America's Carl Sandburg (1878-1967) was twice awarded the Pulitzer Prize, in 1940 for a six-volume biography of Abraham Lincoln, and in 1952 for his collected poems. However, his most prized recognition came in 1965 -- a Life Membership in the National Association for the Advancement of Colored People. In the book's Introduction, Christopher Moore honors Sandburg as the 'quintessential poet of the people', quoting Roy Wilkins' admiration of Sandburg as 'a major prophet of Civil Rights in our time'.

This collection includes Sandburg's 'Chicago' verses. Though at the time he penned them, these poems were seen as controversial and shocking, Sandburg remained undaunted and stayed his newfound path. These verses, which touched on the city's social issues, are considered the finding of the poet's 'own unique voice'. In 'Chicago', Sandburg wrote, 'They tell me you are wicked and I believe them, for I have seen your painted women under the gas lamps ... you are brutal and my reply is: On the faces of women and children ... the marks of wanton hunger ... Come and show me another city with lifted head so proud to be alive'. Poignant and haunting are the poet's words in 'Lost' - 'Desolate and lone / All night long on the lake / Where fog trails and mist creeps, / The whistle of a boat / Calls and cries unendingly, / Like some lost child / In tears and trouble / Hunting the harbor's breast / And the harbor's eyes.'

Sandburg addresses the working lot in 'Subway', 'The Shovel Man', and 'A Teamster's Farewell Sobs En Route to a Penitentiary'. I am especially moved by 'The Right To Grief To Certain Poets About to Die', in which he writes, 'You for your grief and I for mine. / Let me have a sorrow my own if I want to. / I shall cry over the dead child of a stockyards hunky. / Now his three-year-old daughter / Is in a white coffin that cost him a week's wages ... They are glad it is gone for the rest of the family now will have more to eat ... I have a right to feel my throat choke about this. / You take your grief and I mine--see? ... and the hunky goes back to his job sweeping blood off the floor ... all day long.' In 'Who Am I?', Sandburg reveals, 'My name is Truth and I am the most elusive captive in the universe', to which I can only add Amen.
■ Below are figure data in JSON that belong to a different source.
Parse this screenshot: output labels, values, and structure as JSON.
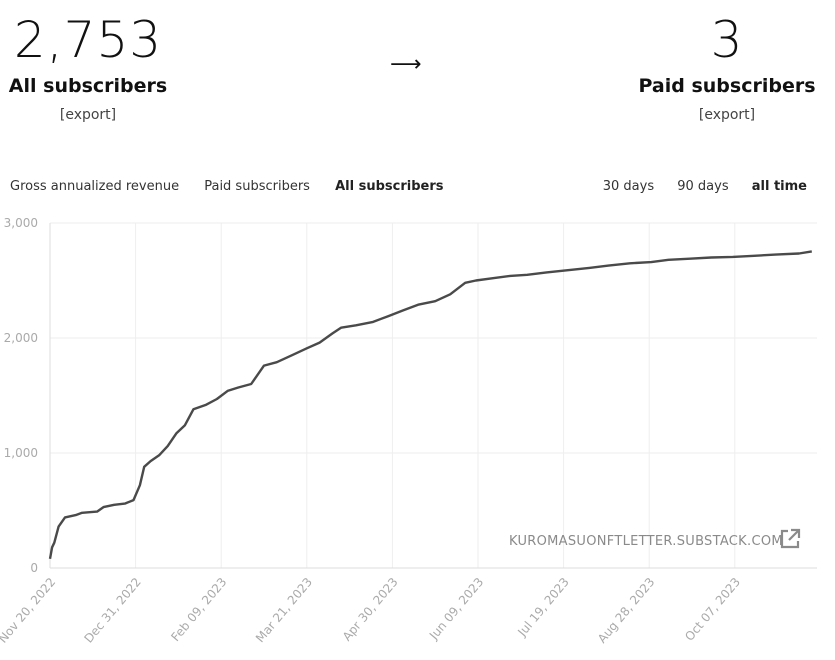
{
  "summary": {
    "all_subscribers_count": "2,753",
    "all_subscribers_label": "All subscribers",
    "paid_subscribers_count": "3",
    "paid_subscribers_label": "Paid subscribers",
    "export_label": "[export]",
    "arrow": "⟶"
  },
  "metric_tabs": [
    "Gross annualized revenue",
    "Paid subscribers",
    "All subscribers"
  ],
  "active_metric": "All subscribers",
  "range_tabs": [
    "30 days",
    "90 days",
    "all time"
  ],
  "active_range": "all time",
  "watermark": "KUROMASUONFTLETTER.SUBSTACK.COM",
  "icons": {
    "external_link": "external-link-icon"
  },
  "colors": {
    "line": "#4a4a4a",
    "grid": "#eeeeee",
    "axis_text": "#aaaaaa"
  },
  "chart_data": {
    "type": "line",
    "title": "",
    "xlabel": "",
    "ylabel": "",
    "x_ticks": [
      "Nov 20, 2022",
      "Dec 31, 2022",
      "Feb 09, 2023",
      "Mar 21, 2023",
      "Apr 30, 2023",
      "Jun 09, 2023",
      "Jul 19, 2023",
      "Aug 28, 2023",
      "Oct 07, 2023"
    ],
    "y_ticks": [
      "0",
      "1,000",
      "2,000",
      "3,000"
    ],
    "ylim": [
      0,
      3000
    ],
    "grid": true,
    "series": [
      {
        "values": [
          [
            "2022-11-20",
            80
          ],
          [
            "2022-11-21",
            180
          ],
          [
            "2022-11-22",
            220
          ],
          [
            "2022-11-24",
            360
          ],
          [
            "2022-11-27",
            440
          ],
          [
            "2022-12-02",
            460
          ],
          [
            "2022-12-05",
            480
          ],
          [
            "2022-12-12",
            490
          ],
          [
            "2022-12-15",
            530
          ],
          [
            "2022-12-20",
            550
          ],
          [
            "2022-12-25",
            560
          ],
          [
            "2022-12-29",
            590
          ],
          [
            "2023-01-01",
            720
          ],
          [
            "2023-01-03",
            880
          ],
          [
            "2023-01-06",
            930
          ],
          [
            "2023-01-10",
            980
          ],
          [
            "2023-01-14",
            1060
          ],
          [
            "2023-01-18",
            1170
          ],
          [
            "2023-01-22",
            1240
          ],
          [
            "2023-01-26",
            1380
          ],
          [
            "2023-02-01",
            1420
          ],
          [
            "2023-02-06",
            1470
          ],
          [
            "2023-02-11",
            1540
          ],
          [
            "2023-02-16",
            1570
          ],
          [
            "2023-02-22",
            1600
          ],
          [
            "2023-02-28",
            1760
          ],
          [
            "2023-03-06",
            1790
          ],
          [
            "2023-03-13",
            1850
          ],
          [
            "2023-03-20",
            1910
          ],
          [
            "2023-03-26",
            1960
          ],
          [
            "2023-04-01",
            2040
          ],
          [
            "2023-04-05",
            2090
          ],
          [
            "2023-04-12",
            2110
          ],
          [
            "2023-04-20",
            2140
          ],
          [
            "2023-04-27",
            2190
          ],
          [
            "2023-05-04",
            2240
          ],
          [
            "2023-05-11",
            2290
          ],
          [
            "2023-05-19",
            2320
          ],
          [
            "2023-05-26",
            2380
          ],
          [
            "2023-06-02",
            2480
          ],
          [
            "2023-06-07",
            2500
          ],
          [
            "2023-06-15",
            2520
          ],
          [
            "2023-06-23",
            2540
          ],
          [
            "2023-07-01",
            2550
          ],
          [
            "2023-07-10",
            2570
          ],
          [
            "2023-07-20",
            2590
          ],
          [
            "2023-07-30",
            2610
          ],
          [
            "2023-08-08",
            2630
          ],
          [
            "2023-08-18",
            2650
          ],
          [
            "2023-08-28",
            2660
          ],
          [
            "2023-09-05",
            2680
          ],
          [
            "2023-09-15",
            2690
          ],
          [
            "2023-09-25",
            2700
          ],
          [
            "2023-10-05",
            2705
          ],
          [
            "2023-10-15",
            2715
          ],
          [
            "2023-10-25",
            2725
          ],
          [
            "2023-11-05",
            2735
          ],
          [
            "2023-11-11",
            2753
          ]
        ]
      }
    ]
  }
}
A son, a husband, a father, a poet, a citizen, an activist, and a politician, Sandburg grew up in Illinois where he devoted twelve years of his life on the staff of the Chicago Daily Tribune. He traveled, served in the Spanish American War, married fellow socialist Lilian (Paula) Steichen, and gained prominence as a respected historian and 'the voice of the national bard'. Carl Sandburg stands among the greats.